Californian surf-skate punks FIDLAR play Lion Arts Factory
Zac Carper, frontman of Californian surf-skate punks FIDLAR, speaks to Nathan Davies about Hawaii, touring with Dune Rats and getting clean from heroin.
Your Adelaide show has sold out – that must be a nice feeling.
Yeah! Hey, fellas (yells to bandmates in car), we sold out! It’s a lot better than playing to nobody, that’s for sure.
You’ve been to Australia quite a bit – is there a similarity between the Australian and Californian lifestyles?
I think so, I think they’re very similar. Especially Los Angeles and southern California, and that surf-skate culture and the way it crosses over with rock ’n’ roll music. It feels very much like home.
What about the fact that we can drink at 18 – does that change the dynamic of a show?
Well, that’s just dangerous for you guys! Nah, it’s good. It makes sense. The drinking age should be 18, I don’t understand why we don’t do that in America (where the drinking age is 21).
Well, you’re trusted to vote at 18…
Perhaps they’re scared of people drunkenly voting!
You grew up on Oahu’s famous North Shore in Hawaii – is that as gnarly a place as Australians think it is?
The first song (on Get Of My Rock) is about Hawaii, and specifically about the North Shore. I mean, it is pretty gnarly. I had a friend come over and he looked at Pipeline and he was like, ‘Oh, these waves don’t look crazy at all!’ Then he caught a wave and instantly broke his eardrum.
Slapped! And you have to worry about actual slaps too don’t you?
Yeah, we call them false cracks. You don’t want to get false cracked. But we did grow up with a lot of Australians; that was a big part of the culture on the North Shore. There’s definitely a love-hate relationship there. Hawaiian people don’t really like the Australians sometimes because you guys are pushy in the water. You guys surf very aggressively, and Hawaiian people surf very chilled.
So how was it moving from the country vibe of Hawaii to LA?
It was definitely a culture shock. Like my dad said, ‘You’re the hole (Hawaiian word for tourist) there’. I got used to it quickly and now it feels just like home.
Speaking of dads, Elvis and Max’s dad was famously in (Californian punk legends) TSOL. Were they a band you were aware of growing up?
No. My introduction to So-Cal punk music was through Elvis and Max. My punk was Offspring and Green Day, you know what I mean?
You’ve worked with various Aussie bands, most notably the Dune Rats – is there something of a shared spirit there?
Oh yeah, for sure. Dune Rats were like the first people we toured with in Australia and we just got along so well that we took them out on tour in America and that was so much fun. We’re very similar – similar crowd and we party very similarly.
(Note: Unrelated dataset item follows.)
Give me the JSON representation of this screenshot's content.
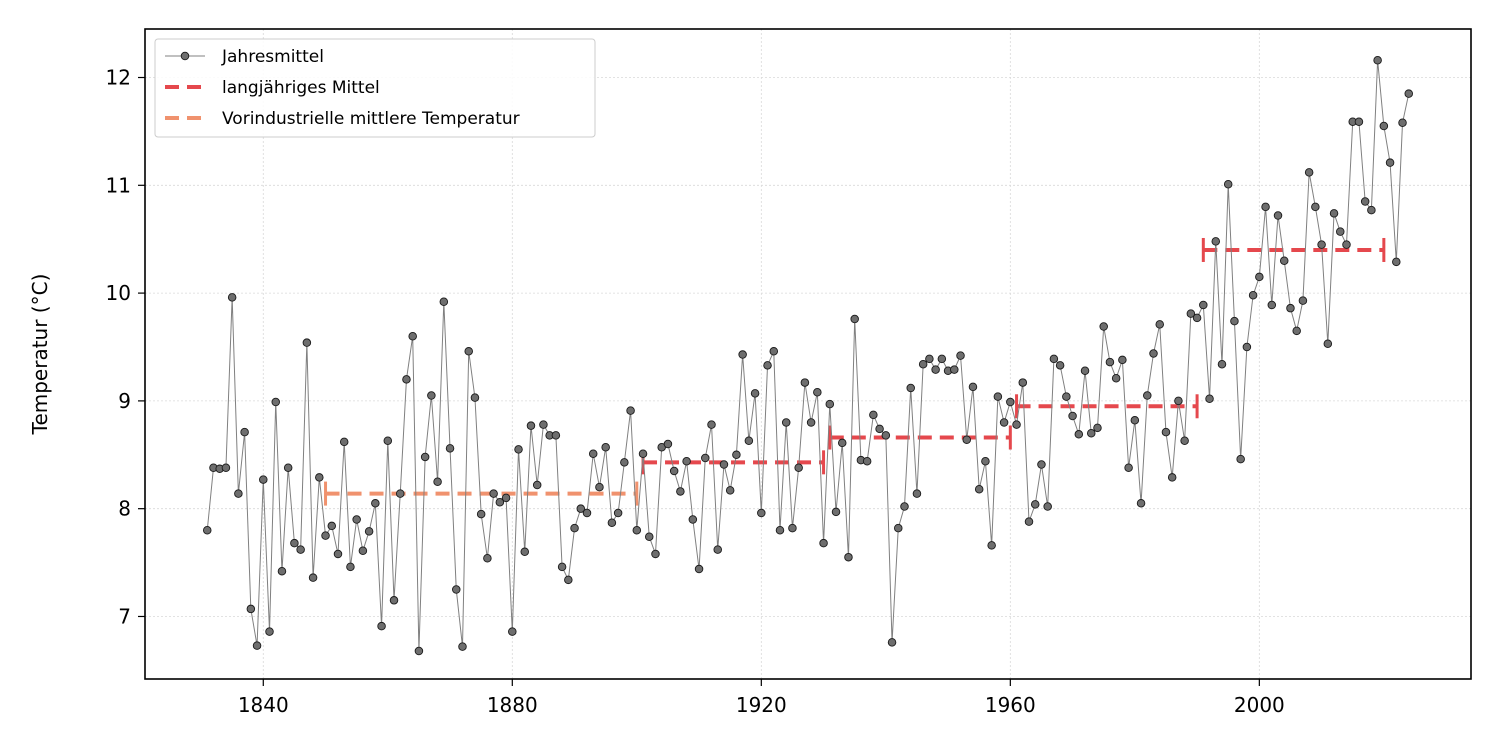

It’s great that kids are listening to rock ’n’ roll again…
Well, it’s happening in Australia.
Not in America?
Not really. It’s more hip hop and pop music in America. In Australia though, you guys still love rock ’n’ roll music. It’s probably all the white people.
Now, speaking of partying with the Dune Rats, you took your partying to a pretty extreme place didn’t you?
I had addiction issues before the band, but being in a band is the only job in the world where the person who hires you gives you a bunch of alcohol and drugs and then says, ‘All right, now go do your job’. It’s such a weird thing. It eventually led to heroin, and it got really dark for a while. Somehow I pulled it together, and I couldn’t have done it without my band members.
After you cleaned up, did you find it difficult to then make music sober?
Totally. It became a different thing. I would have to actually think about what I wanted to say, where before it was just … word vomit. But we’re all getting older, and being in your 30s and singing about doing drugs is just not that cool.
So where are you at on your journey now? Do you have a beer?
Oh yeah, I crack one open with the boys every now and then. But I stay off the hard s--t.
For all the kids going to their first FIDLAR show this weekend, what should they prepare themselves for?
They should expect exactly what my dad says about my band – we’ll be loud and obnoxious. But parents are supposed to hate your band.